Atopic dermatitis is a very common skin disease among children and adults. The disease is nonfatal but may lead to patients and families having a low quality of life and decreased productivity, especially in its severe state. Because atopic dermatitis is more common in children than adults, most published research is directed to studying the effect of the disease on children. Atopic dermatitis affects patients' health, quality of life, financial state, and productivity. Therefore, our study aims to study and quantify the burden caused by the disease represented in the clinical burden, humanistic burden, and economic burden. We conducted a systematic literature review to determine all relevant studies providing specific values for the burden.

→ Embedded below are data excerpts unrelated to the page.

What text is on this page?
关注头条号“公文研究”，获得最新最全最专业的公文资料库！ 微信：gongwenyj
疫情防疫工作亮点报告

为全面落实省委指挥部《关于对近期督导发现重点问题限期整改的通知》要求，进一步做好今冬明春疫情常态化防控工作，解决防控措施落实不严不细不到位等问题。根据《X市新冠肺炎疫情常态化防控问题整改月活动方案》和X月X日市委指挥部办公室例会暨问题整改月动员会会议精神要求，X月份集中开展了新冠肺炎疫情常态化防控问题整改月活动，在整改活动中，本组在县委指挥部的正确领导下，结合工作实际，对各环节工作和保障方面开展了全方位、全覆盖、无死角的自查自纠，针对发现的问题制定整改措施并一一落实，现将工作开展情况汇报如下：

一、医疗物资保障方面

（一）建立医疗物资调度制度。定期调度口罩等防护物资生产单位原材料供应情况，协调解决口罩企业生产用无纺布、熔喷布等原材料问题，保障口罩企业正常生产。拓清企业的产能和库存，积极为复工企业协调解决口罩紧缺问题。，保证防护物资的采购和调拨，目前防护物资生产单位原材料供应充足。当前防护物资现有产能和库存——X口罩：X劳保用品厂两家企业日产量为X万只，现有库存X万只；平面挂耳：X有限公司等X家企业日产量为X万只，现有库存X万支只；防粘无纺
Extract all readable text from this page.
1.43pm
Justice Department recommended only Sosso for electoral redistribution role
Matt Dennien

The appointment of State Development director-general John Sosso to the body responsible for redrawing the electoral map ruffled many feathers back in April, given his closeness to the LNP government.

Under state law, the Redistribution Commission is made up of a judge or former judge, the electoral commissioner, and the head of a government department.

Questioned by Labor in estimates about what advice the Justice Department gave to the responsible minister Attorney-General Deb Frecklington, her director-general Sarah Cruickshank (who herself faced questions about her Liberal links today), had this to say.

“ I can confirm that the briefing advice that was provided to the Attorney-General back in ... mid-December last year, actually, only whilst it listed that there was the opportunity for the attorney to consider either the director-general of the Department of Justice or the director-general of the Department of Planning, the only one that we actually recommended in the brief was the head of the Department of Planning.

The studies included are those providing information on the percentage of patients affected by specific symptoms, costs paid for treatment, number of days of productivity lost due to the disease, and quality-of-life questionnaire results for patients with atopic dermatitis or their caregivers. We analyzed the data from all relevant studies to calculate average values and quantify the burden. The results of our study should help healthcare sector decision-makers in understanding the real effect of the disease on adults and adolescents and rearrange their priorities for treating different diseases based on the specific burden of each disease.